La voûte de la basilique Saint-Donatien perforée par les éléments de charpente

Chaque exploitant (qui définit les oeuvres à protéger en priorité) les élabore en étroite collaboration avec les sapeurs-pompiers. En effet, oeuvres d’art et autres biens précieux à divers titres sont abrités dans des bâtiments dont l’imposante charpente représente souvent un des risques principaux en cas de sinistre, chaleur, fumée, chute de matériaux et ruissellement d’eau.
À l’instar du transfert horizontal des patients dans les établissements de soins, on peut définir dans les musées des points de regroupement des oeuvres, sécurisés, les plaçant à l’abri avant leur éventuelle évacuation. Pour les services de secours, les oeuvres doivent être localisées et répertoriées selon leur valeur historique et leur facilité à être déplacées ou non. Les moyens de déplacement (chariots) sont préparés, les outils spécifiques utiles au décrochage indiqués.
Lorsque les oeuvres sont trop lourdes pour être déplacées, la protection se fait sur place (bâchage, refroidissement éventuel). Sorties à l’extérieur, les oeuvres doivent être regroupées dans un espace sécurisé par les forces de l’ordre et les agents de l’établissement.
La réalisation de ces plans peut, selon l’importance de l’établissement, être particulièrement complexe. Dans des circonstances difficiles, obscurité, fumée… Il faut trouver le moyen de permettre aux sauveteurs de localiser et d’identifier sans ambiguïté les oeuvres à sauver en priorité !

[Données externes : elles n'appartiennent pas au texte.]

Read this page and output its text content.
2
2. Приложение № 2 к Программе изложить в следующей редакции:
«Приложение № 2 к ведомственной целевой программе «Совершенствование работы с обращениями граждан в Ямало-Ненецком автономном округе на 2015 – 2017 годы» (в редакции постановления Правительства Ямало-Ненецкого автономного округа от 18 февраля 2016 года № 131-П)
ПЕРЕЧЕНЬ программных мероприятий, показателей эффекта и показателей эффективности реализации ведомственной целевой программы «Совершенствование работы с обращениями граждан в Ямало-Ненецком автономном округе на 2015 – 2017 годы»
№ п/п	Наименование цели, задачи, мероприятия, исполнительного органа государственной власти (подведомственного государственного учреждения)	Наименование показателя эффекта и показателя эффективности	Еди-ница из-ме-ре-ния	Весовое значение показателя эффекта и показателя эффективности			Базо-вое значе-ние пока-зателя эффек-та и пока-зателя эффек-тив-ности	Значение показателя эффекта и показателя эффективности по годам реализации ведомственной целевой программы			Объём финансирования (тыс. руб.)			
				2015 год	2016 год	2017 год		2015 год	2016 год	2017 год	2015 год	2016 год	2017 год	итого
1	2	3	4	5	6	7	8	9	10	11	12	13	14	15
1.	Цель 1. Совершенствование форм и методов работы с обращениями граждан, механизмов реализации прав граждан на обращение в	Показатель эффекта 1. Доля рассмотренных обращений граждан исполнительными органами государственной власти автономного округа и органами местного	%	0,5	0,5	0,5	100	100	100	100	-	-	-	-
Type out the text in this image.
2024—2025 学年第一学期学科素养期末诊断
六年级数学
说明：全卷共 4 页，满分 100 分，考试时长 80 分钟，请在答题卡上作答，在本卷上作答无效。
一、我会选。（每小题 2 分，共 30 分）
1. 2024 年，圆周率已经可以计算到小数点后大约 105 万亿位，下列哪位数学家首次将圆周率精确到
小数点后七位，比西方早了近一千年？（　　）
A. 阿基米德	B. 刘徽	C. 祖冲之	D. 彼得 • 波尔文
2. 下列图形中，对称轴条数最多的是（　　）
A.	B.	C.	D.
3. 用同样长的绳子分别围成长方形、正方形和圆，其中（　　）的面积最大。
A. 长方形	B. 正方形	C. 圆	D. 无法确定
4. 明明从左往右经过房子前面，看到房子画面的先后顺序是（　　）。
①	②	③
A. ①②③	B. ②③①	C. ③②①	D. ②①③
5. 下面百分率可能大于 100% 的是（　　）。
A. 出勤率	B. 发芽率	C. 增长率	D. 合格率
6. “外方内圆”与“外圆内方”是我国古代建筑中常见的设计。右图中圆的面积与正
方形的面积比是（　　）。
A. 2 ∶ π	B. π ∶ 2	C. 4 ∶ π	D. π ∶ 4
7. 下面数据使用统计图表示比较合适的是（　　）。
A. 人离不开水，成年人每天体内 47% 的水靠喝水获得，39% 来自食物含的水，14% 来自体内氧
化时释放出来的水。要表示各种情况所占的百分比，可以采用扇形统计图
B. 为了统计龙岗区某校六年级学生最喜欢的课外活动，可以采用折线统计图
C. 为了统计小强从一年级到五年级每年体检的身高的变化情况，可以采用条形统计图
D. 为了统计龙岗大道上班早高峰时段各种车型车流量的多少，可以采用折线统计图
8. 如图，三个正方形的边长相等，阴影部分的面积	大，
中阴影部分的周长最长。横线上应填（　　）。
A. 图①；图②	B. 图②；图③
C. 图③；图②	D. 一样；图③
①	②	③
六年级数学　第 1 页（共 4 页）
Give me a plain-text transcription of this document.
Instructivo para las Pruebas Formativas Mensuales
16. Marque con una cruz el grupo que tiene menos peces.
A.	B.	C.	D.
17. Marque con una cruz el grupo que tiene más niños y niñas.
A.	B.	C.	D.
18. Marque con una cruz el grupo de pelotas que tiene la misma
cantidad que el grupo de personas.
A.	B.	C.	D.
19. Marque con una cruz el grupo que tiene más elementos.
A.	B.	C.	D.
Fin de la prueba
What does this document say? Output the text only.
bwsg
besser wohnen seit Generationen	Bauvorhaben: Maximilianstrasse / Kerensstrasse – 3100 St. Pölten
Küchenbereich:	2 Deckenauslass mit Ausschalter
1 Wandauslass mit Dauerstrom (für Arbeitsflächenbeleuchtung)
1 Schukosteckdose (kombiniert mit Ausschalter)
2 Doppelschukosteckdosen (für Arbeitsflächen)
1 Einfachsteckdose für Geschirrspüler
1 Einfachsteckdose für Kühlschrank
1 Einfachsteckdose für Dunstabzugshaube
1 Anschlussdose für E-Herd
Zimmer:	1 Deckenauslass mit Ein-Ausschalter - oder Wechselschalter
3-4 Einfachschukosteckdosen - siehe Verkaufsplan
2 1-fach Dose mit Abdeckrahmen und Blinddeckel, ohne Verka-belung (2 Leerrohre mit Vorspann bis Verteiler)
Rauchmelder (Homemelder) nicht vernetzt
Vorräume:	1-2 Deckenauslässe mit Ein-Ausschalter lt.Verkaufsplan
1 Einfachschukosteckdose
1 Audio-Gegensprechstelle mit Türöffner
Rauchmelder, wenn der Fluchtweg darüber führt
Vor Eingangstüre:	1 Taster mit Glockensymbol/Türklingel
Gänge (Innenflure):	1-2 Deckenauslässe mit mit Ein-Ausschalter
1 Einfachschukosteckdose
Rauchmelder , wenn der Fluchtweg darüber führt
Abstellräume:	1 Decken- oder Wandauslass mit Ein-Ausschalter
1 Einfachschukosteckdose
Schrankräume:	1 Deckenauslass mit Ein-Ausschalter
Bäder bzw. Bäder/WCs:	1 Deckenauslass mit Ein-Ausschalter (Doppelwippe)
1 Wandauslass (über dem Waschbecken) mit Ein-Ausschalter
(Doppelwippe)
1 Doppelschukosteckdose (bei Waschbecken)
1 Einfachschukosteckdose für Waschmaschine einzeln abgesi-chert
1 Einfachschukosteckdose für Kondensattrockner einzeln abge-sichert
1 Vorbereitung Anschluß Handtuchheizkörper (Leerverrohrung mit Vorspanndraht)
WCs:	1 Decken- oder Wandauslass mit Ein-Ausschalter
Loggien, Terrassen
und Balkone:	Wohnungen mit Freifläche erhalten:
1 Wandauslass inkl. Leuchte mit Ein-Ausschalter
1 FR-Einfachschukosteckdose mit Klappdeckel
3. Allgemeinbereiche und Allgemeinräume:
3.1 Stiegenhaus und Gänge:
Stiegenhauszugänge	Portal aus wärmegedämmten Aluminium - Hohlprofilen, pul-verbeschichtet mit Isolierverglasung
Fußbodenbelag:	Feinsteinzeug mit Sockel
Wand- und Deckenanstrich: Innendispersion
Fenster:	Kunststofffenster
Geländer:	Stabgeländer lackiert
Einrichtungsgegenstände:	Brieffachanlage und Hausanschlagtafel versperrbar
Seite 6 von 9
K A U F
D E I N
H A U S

13 h 03. Après avoir ravagé 1 500 m² de toiture, le feu est circonscrit par quatre lances… Dont trois sur moyen aérien. Il est maîtrisé à 15 h 45, sans avoir dépassé la ligne d’arrêt empêchant sa remontée entre les tours. Si la charpente, noircie par le feu, semble, depuis le sol, rester en place, elle est en fait rongée par les braises et s’abat bientôt en cascade sur le voile fin de la voûte. En plusieurs endroits, de lourdes poutres incandescentes la percent et s’écrasent, 25 mètres plus bas, entre les rangées de chaises de bois, près de l’autel et de l’orgue.

L’accès à la nef devient dangereux. Une lance est établie pour parer aux éventuels départs de feu au sol. Afin de limiter les quantités d’eau déversées et augmenter l’effet refroidissant, une solution moussante au pouvoir accrochant élevé est employée, donnant de très bons résultats.

L’extinction des braises se poursuit à partir des chêneaux ceinturant  l’édifice, tandis que le dégarnissage minutieux des parties en zinc permet de localiser les derniers points chauds.

À 17 h 48, le feu est éteint. Un dispositif d’extinction et de surveillance avec moyens d’éclairage se met en place pour la nuit. Le lendemain, une fois l’absence de points chauds validée à la caméra thermique, l’expertise de la structure de l’édifice permet d’évaluer les risques d’effondrement des murs pignons du transept et d’établir le périmètre de sécurité correspondant. Les sept personnes habitant le presbytère sont évacuées et relogées. L’opération est terminée à 21 h 28 le mardi 16 juin.

Évacuer les ouvriers se trouvant dans les combles

Au-dessus de la nef, la charpente, datant du 19e siècle, a pu être sauvée. (Photo Sdis44)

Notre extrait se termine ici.